Oh - and you're not gzipping the dump yourself are you? Use the "-Fc"
format to dump with and it'll already be compressed.
I
imagine it's cheaper disk & dump wise to do the array thing in this and
some other similar usages, and therefore it would be nice to have a
non-ugly usage pattern.
Don't imagine, test. And then factor in the cost of fiddling around with
arrays when you need to access individual values. And the cost of the
time you spent working on all this.
Also, we're going to collect usage statistics to
further optimize the behavior of the site, and I'm really worried about
these millions of rows.
Either:
1. Collect usage stats, *then* optimise. Then collect more stats and
make sure what you did was useful.
2. Stop worrying, and knock off early. Go have a couple of drinks with
works colleagues and unwind - it's the weekend!

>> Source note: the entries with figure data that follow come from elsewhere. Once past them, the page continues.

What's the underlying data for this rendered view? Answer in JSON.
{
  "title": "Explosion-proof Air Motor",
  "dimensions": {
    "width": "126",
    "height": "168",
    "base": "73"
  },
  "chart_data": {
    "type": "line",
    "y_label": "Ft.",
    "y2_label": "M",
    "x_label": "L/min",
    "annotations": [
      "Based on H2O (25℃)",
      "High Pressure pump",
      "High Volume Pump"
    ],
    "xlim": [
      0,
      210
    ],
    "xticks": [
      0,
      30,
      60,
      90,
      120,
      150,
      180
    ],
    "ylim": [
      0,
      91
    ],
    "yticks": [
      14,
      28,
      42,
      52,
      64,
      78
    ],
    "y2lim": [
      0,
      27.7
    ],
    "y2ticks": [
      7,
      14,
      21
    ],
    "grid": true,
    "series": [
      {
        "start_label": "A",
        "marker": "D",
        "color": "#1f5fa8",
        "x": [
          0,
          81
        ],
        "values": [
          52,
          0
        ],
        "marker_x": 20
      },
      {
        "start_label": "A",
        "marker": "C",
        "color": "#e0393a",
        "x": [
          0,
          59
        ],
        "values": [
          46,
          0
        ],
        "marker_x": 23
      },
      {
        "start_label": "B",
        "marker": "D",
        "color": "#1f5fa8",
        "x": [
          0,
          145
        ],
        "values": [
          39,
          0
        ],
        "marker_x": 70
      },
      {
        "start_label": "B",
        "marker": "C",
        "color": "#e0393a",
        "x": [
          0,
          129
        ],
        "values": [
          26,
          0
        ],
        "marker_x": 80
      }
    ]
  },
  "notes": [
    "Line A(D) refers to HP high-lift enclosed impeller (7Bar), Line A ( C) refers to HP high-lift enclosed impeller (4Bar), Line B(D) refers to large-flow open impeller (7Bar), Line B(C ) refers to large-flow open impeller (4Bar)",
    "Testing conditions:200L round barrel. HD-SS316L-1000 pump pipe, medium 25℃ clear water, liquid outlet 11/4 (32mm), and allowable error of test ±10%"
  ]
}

3. Flip a coin and decide how to proceed based on that.
Now, #1 is the most effective but also the most effort and cost. Numbers
2,3 are about equal but both beat spending time optimising something you
haven't measured yet.
--
Richard Huxton
Archonet Ltd
Richard Huxton wrote:
I imagine it's cheaper disk & dump wise to do the array thing in this and
some other similar usages, and therefore it would be nice to have a
non-ugly usage pattern.Don't imagine, test. And then factor in the cost of fiddling around with
arrays when you need to access individual values. And the cost of the
time you spent working on all this.
On my dev 8.2.4 I get
using real values from a db dump with
931873 might like rows
46539 might like vector rows
Might like (row version):
10s to dump the second time, 38MB txt, 4MB gzip
Might like vector:
2s to dump the second time, 7.6MB text, 2MB gzip
Might like (row version)
explain cost, my in () version: ~200
explain cost, join on: ~670
explain cost, virtual table *): ~670
*)
select
...
from
(select ...) as a.b
Might like vector:
explain cost, my in (): 1669
If there would have been a "generate_series" function for vectors, the
choice would have been easy I think.